Dear Eric >> I sing as a volunteer in a church choir. Because I can sight-sing, was trained as a musician, and can sing alto, the music director likes it when I come. For me, singing is “work”, not “fun” but the music director is very nice, and the choir members are very warm and kind people.

What I don’t enjoy is that one of the newer members wears very strong cologne, and I am allergic to it. If I forget to take an allergy pill before church, I cough during the entire service and sing about one quarter of the notes. If I remember the allergy pill, I don’t cough but can only sing about half the notes because her cologne still affects my breathing in a bad way.

If she (the cologne wearer) was a friend, I could go up to her and say, “Lay off the scent, it’s making me sick.” But she is an acquaintance, and I don’t know her well enough to be so blunt. Also, she is from another country and culture and, as an immigrant, is deserving of our respect and acceptance.

The choir director has put out a general email asking people to not use cologne since others are allergic or sensitive. No result. Any suggestions on a tactful and non-confrontational way to tell her to not wear cologne?

— Sunday Sniffles

Dear Sunday >> If her cologne’s notes of sandalwood and bergamot are obstructing your high notes, it’s a whole choir problem. So, you should kick it back up the org. chart (up the octave?).

Tell the music director that, for health and performance reasons, you’ll be unable to continue volunteering if the strong scents aren’t addressed.

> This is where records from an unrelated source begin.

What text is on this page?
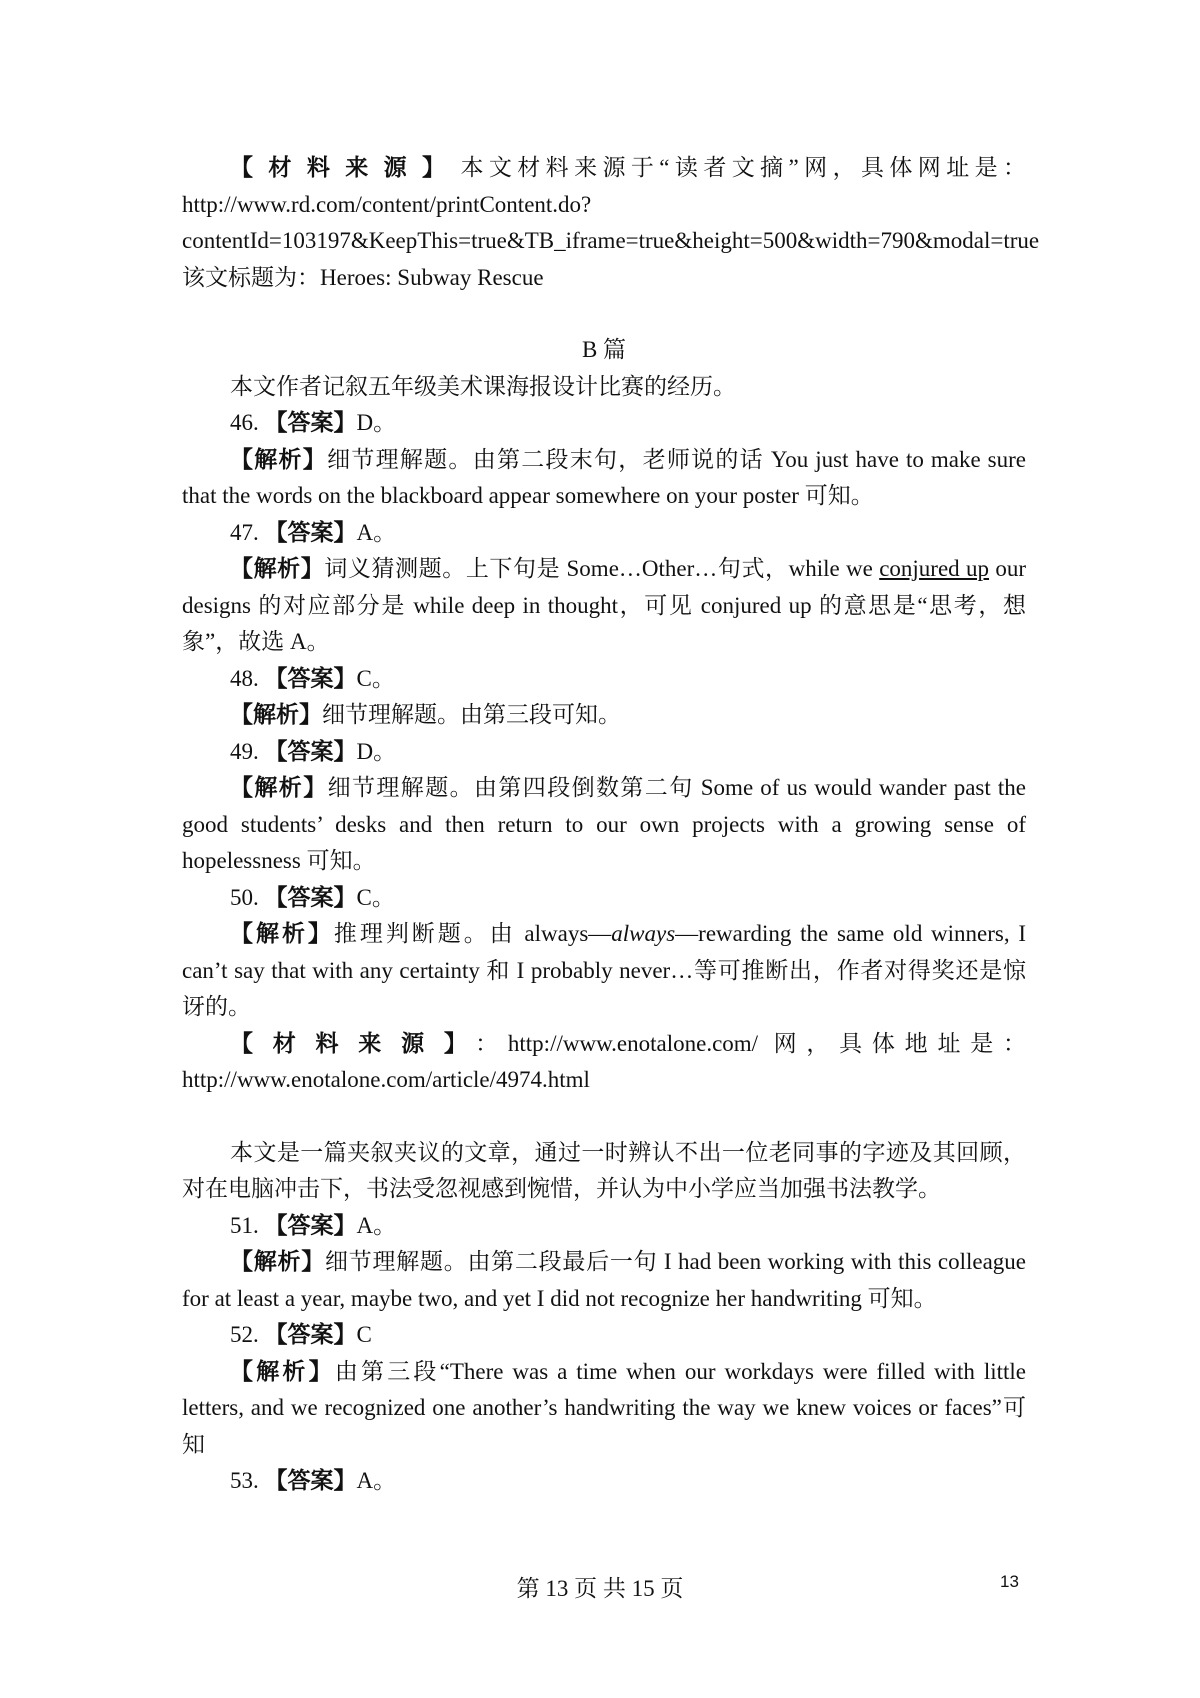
【材料来源】本文材料来源于“读者文摘”网，具体网址是：http://www.rd.com/content/printContent.do?contentId=103197&KeepThis=true&TB_iframe=true&height=500&width=790&modal=true 该文标题为：Heroes: Subway Rescue

B 篇

本文作者记叙五年级美术课海报设计比赛的经历。

46. 【答案】D。

【解析】细节理解题。由第二段末句，老师说的话 You just have to make sure that the words on the blackboard appear somewhere on your poster 可知。

47. 【答案】A。

【解析】词义猜测题。上下句是 Some…Other…句式，while we conjured up our designs 的对应部分是 while deep in thought，可见 conjured up 的意思是“思考，想象”，故选 A。

48. 【答案】C。

【解析】细节理解题。由第三段可知。

49. 【答案】D。

【解析】细节理解题。由第四段倒数第二句 Some of us would wander past the good students’ desks and then return to our own projects with a growing sense of hopelessness 可知。

50. 【答案】C。

【解析】推理判断题。由 always—always—rewarding the same old winners, I can’t say that with any certainty 和 I probably never…等可推断出，作者对得奖还是惊讶的。

【材料来源】：http://www.enotalone.com/ 网，具体地址是：http://www.enotalone.com/article/4974.html

本文是一篇夹叙夹议的文章，通过一时辨认不出一位老同事的字迹及其回顾，对在电脑冲击下，书法受忽视感到惋惜，并认为中小学应当加强书法教学。

51. 【答案】A。

【解析】细节理解题。由第二段最后一句 I had been working with this colleague for at least a year, maybe two, and yet I did not recognize her handwriting 可知。

52. 【答案】C

【解析】由第三段“There was a time when our workdays were filled with little letters, and we recognized one another’s handwriting the way we knew voices or faces”可知

53. 【答案】A。

第 13 页 共 15 页	13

Dear Eric >> After some years of being out of touch, I reconnected with a once-close cousin. When she recently visited my area, I met up with her and her granddaughter, “Mia”. My cousin told me of the financial hardships this sweet teenager deals with. My friend is financing most of the extracurricular activities and clothes for Mia. About a month later, I received a text message from Mia, asking if I could please buy a pair of sneakers for her upcoming soccer camp. Surprised, I contacted my cousin about her request. My cousin “reminded me” I had offered to help Mia. Well, I didn’t mean financially!

But because she really is a sweet kid, I offered to help get the sneakers. Unfortunately, Mia wanted outrageously overpriced sneakers I wouldn’t buy for my own granddaughter.

I asked Mia to choose a pair within a specific price range. She apologized and sent other options within that range.

I am angry and feel I was backed into a corner by my cousin having Mia ask for help and I haven’t heard from her at all. Should I let my cousin know how I feel or simply cut ties completely?

— Feeling Used

Dear Feeling Used >> Let your cousin know how you feel. There’s no use stewing in silence. And consider replying to Mia’s text, even if it’s a “thanks but no thanks.” You two have been good about communication thus far.